A New Frontier: Book Publishing as a Commons
For authors and their reader-communities, has conventional book publishing become obsolete or at least grossly inefficient and overpriced? I say yes -- at least for those of us who are not writing mass-audience books. The good news is that authors, their reader-communities and small presses are now developing their own, more satisfying alternative models for publishing books.
Let me tell my own story about two experiments in commons-based book publishing. The first involves Patterns of Commoning, the new anthology that Silke Helfrich and I co-edited and published two months ago, with the crucial support of the Heinrich Böll Foundation. The second experiment involves the Spanish translation for my 2014 book Think Like a Commoner.
Whereas the German version of Patterns of Commoning was published with transcript-Verlag, a publisher we consider a strong partner in spreading the word on the commons, for the English version, we decided to bypass commercial publishers. We realized that none of them would be interested – or that they would want to assert too much control at too high of a price.
We learned these lessons when we tried to find a publisher for our 2013 anthology, The Wealth of the Commons. About a dozen publishers rejected our pitches. They said things like: “It’s an anthology, and anthologies don’t sell.” “It doesn’t have any name-brand authors.” “It’s too international in focus.” “What’s the commons? No one knows about that.”
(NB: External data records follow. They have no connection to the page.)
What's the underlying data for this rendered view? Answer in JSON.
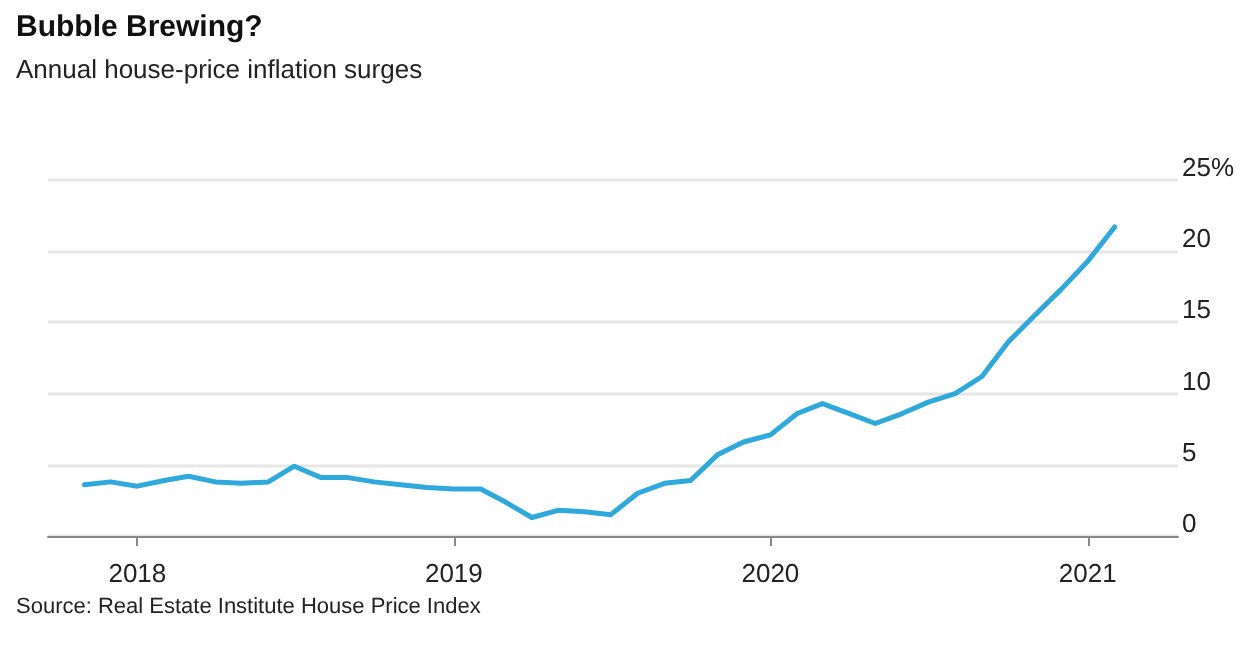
{
  "chart_data": {
    "type": "line",
    "title": "Bubble Brewing?",
    "subtitle": "Annual house-price inflation surges",
    "annotations": [
      "Source: Real Estate Institute House Price Index"
    ],
    "x": [
      "2017-11",
      "2017-12",
      "2018-01",
      "2018-02",
      "2018-03",
      "2018-04",
      "2018-05",
      "2018-06",
      "2018-07",
      "2018-08",
      "2018-09",
      "2018-10",
      "2018-11",
      "2018-12",
      "2019-01",
      "2019-02",
      "2019-03",
      "2019-04",
      "2019-05",
      "2019-06",
      "2019-07",
      "2019-08",
      "2019-09",
      "2019-10",
      "2019-11",
      "2019-12",
      "2020-01",
      "2020-02",
      "2020-03",
      "2020-04",
      "2020-05",
      "2020-06",
      "2020-07",
      "2020-08",
      "2020-09",
      "2020-10",
      "2020-11",
      "2020-12",
      "2021-01",
      "2021-02"
    ],
    "series": [
      {
        "color": "#2fa8dc",
        "values": [
          3.6,
          3.8,
          3.5,
          3.9,
          4.2,
          3.8,
          3.7,
          3.8,
          4.9,
          4.1,
          4.1,
          3.8,
          3.6,
          3.4,
          3.3,
          3.3,
          2.4,
          1.3,
          1.8,
          1.7,
          1.5,
          3.0,
          3.7,
          3.9,
          5.7,
          6.6,
          7.1,
          8.6,
          9.3,
          8.6,
          7.9,
          8.6,
          9.4,
          10.0,
          11.2,
          13.6,
          15.5,
          17.3,
          19.3,
          21.7
        ]
      }
    ],
    "xlim": [
      "2017-09-20",
      "2021-04-15"
    ],
    "xticks": [
      "2018",
      "2019",
      "2020",
      "2021"
    ],
    "ylim": [
      0,
      25
    ],
    "yticks": [
      0,
      5,
      10,
      15,
      20,
      {
        "value": 25,
        "label": "25%"
      }
    ],
    "grid": "y",
    "marker": "none",
    "line_style": "solid"
  }
}
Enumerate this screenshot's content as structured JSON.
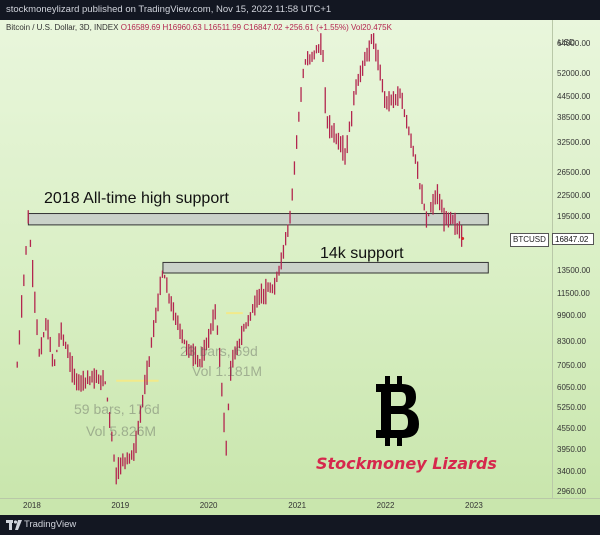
{
  "header": {
    "publisher": "stockmoneylizard published on TradingView.com, Nov 15, 2022 11:58 UTC+1"
  },
  "symbol": {
    "name": "Bitcoin / U.S. Dollar, 3D, INDEX",
    "ohlc": "O16589.69 H16960.63 L16511.99 C16847.02 +256.61 (+1.55%) Vol20.475K"
  },
  "price_axis": {
    "currency": "USD",
    "ticks": [
      "64000.00",
      "52000.00",
      "44500.00",
      "38500.00",
      "32500.00",
      "26500.00",
      "22500.00",
      "19500.00",
      "13500.00",
      "11500.00",
      "9900.00",
      "8300.00",
      "7050.00",
      "6050.00",
      "5250.00",
      "4550.00",
      "3950.00",
      "3400.00",
      "2960.00"
    ],
    "last_price": "16847.02",
    "ticker": "BTCUSD"
  },
  "time_axis": {
    "ticks": [
      "2018",
      "2019",
      "2020",
      "2021",
      "2022",
      "2023"
    ]
  },
  "annotations": {
    "support_2018": "2018 All-time high support",
    "support_14k": "14k support",
    "range1_bars": "59 bars, 176d",
    "range1_vol": "Vol 5.826M",
    "range2_bars": "23 bars, 69d",
    "range2_vol": "Vol 1.181M",
    "brand": "Stockmoney Lizards"
  },
  "footer": {
    "brand": "TradingView"
  },
  "colors": {
    "candle": "#b3264f",
    "support_box": "#c7ccc9",
    "accent": "#d6284d",
    "highlight": "#f2ea8a"
  },
  "chart_data": {
    "type": "line",
    "title": "Bitcoin / U.S. Dollar, 3D, INDEX",
    "y_scale": "log",
    "ylim": [
      2800,
      72000
    ],
    "x": [
      "2017-11",
      "2017-12-17",
      "2018-01",
      "2018-02",
      "2018-03",
      "2018-04",
      "2018-05",
      "2018-07",
      "2018-09",
      "2018-11-01",
      "2018-12-15",
      "2019-01",
      "2019-03",
      "2019-05",
      "2019-06-26",
      "2019-08",
      "2019-10",
      "2019-12",
      "2020-02",
      "2020-03-13",
      "2020-04",
      "2020-06",
      "2020-08",
      "2020-10",
      "2020-12",
      "2021-01-08",
      "2021-02",
      "2021-04-14",
      "2021-05",
      "2021-07-20",
      "2021-09",
      "2021-11-10",
      "2022-01",
      "2022-03",
      "2022-05",
      "2022-06-18",
      "2022-08",
      "2022-09",
      "2022-10",
      "2022-11-15"
    ],
    "values": [
      7000,
      19500,
      14000,
      7500,
      9500,
      7000,
      9000,
      6300,
      6500,
      6300,
      3300,
      3600,
      3900,
      7500,
      13500,
      10500,
      8000,
      7200,
      10300,
      3950,
      7000,
      9300,
      11500,
      12000,
      19000,
      40000,
      56000,
      64000,
      38000,
      30000,
      48000,
      67000,
      43000,
      45000,
      30000,
      19000,
      23000,
      19200,
      19500,
      16847
    ],
    "supports": [
      {
        "label": "2018 All-time high support",
        "low": 18500,
        "high": 20000,
        "from": "2017-12-17",
        "to": "2023-03"
      },
      {
        "label": "14k support",
        "low": 13300,
        "high": 14300,
        "from": "2019-06-26",
        "to": "2023-03"
      }
    ],
    "measurements": [
      {
        "label": "59 bars, 176d",
        "volume": "Vol 5.826M",
        "from": "2018-12-15",
        "to": "2019-06-08"
      },
      {
        "label": "23 bars, 69d",
        "volume": "Vol 1.181M",
        "from": "2020-03-13",
        "to": "2020-05-21"
      }
    ],
    "x_ticks": [
      "2018",
      "2019",
      "2020",
      "2021",
      "2022",
      "2023"
    ],
    "y_ticks": [
      64000,
      52000,
      44500,
      38500,
      32500,
      26500,
      22500,
      19500,
      13500,
      11500,
      9900,
      8300,
      7050,
      6050,
      5250,
      4550,
      3950,
      3400,
      2960
    ],
    "last_price": 16847.02,
    "grid": false
  }
}
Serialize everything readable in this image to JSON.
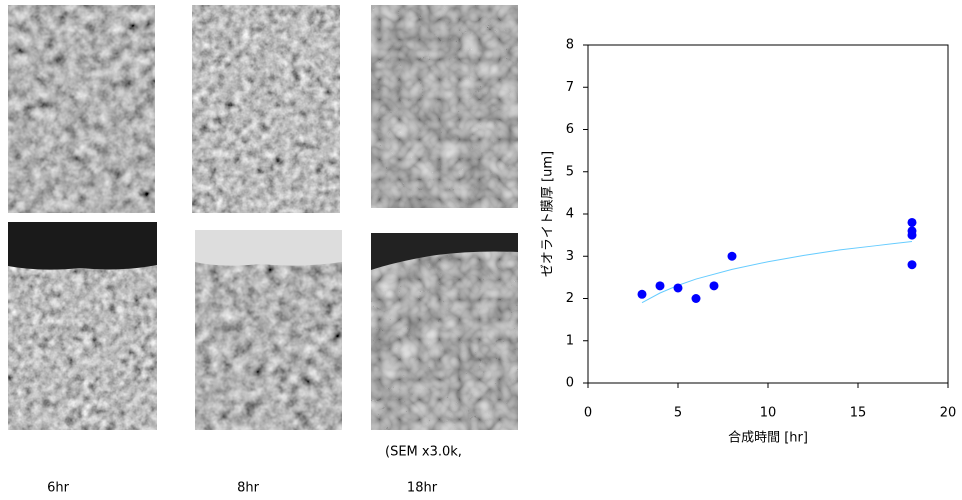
{
  "micrographs": {
    "labels": [
      "6hr",
      "8hr",
      "18hr"
    ],
    "caption": "(SEM x3.0k,"
  },
  "chart_data": {
    "type": "scatter",
    "xlabel": "合成時間 [hr]",
    "ylabel": "ゼオライト膜厚 [um]",
    "series": [
      {
        "color": "#0000ff",
        "x": [
          3,
          4,
          5,
          6,
          7,
          8,
          18,
          18,
          18,
          18
        ],
        "values": [
          2.1,
          2.3,
          2.25,
          2.0,
          2.3,
          3.0,
          3.8,
          3.6,
          3.5,
          2.8
        ]
      }
    ],
    "trendline": {
      "color": "#66ccff",
      "x": [
        3,
        4,
        5,
        6,
        8,
        10,
        12,
        14,
        16,
        18
      ],
      "values": [
        1.9,
        2.13,
        2.31,
        2.46,
        2.69,
        2.87,
        3.02,
        3.15,
        3.25,
        3.35
      ]
    },
    "xlim": [
      0,
      20
    ],
    "xticks": [
      0,
      5,
      10,
      15,
      20
    ],
    "ylim": [
      0,
      8
    ],
    "yticks": [
      0,
      1,
      2,
      3,
      4,
      5,
      6,
      7,
      8
    ]
  }
}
It became clear that the business models of publishers – even the niche political presses that share our values – were not prepared to support a well-edited, path-breaking volume on the commons.
In general, conventional book publishing has trouble taking risks with new ideas, authors and subject matter because it has very small economic margins to play with. One reason is that commercial book distributors in the US – the companies that warehouse books and send them to various retailers – take 60% of the cover price, with little of the risk. They are the expensive middlemen who control the distribution infrastructure. Their cut leaves about 40% of the cover price or less for the publisher, author and retailer to split.
This arrangement means that book prices have to be artificially higher, relative to actual production costs, to cover all the costs of so many players: editors, marketers, publicists, distributors, retailers.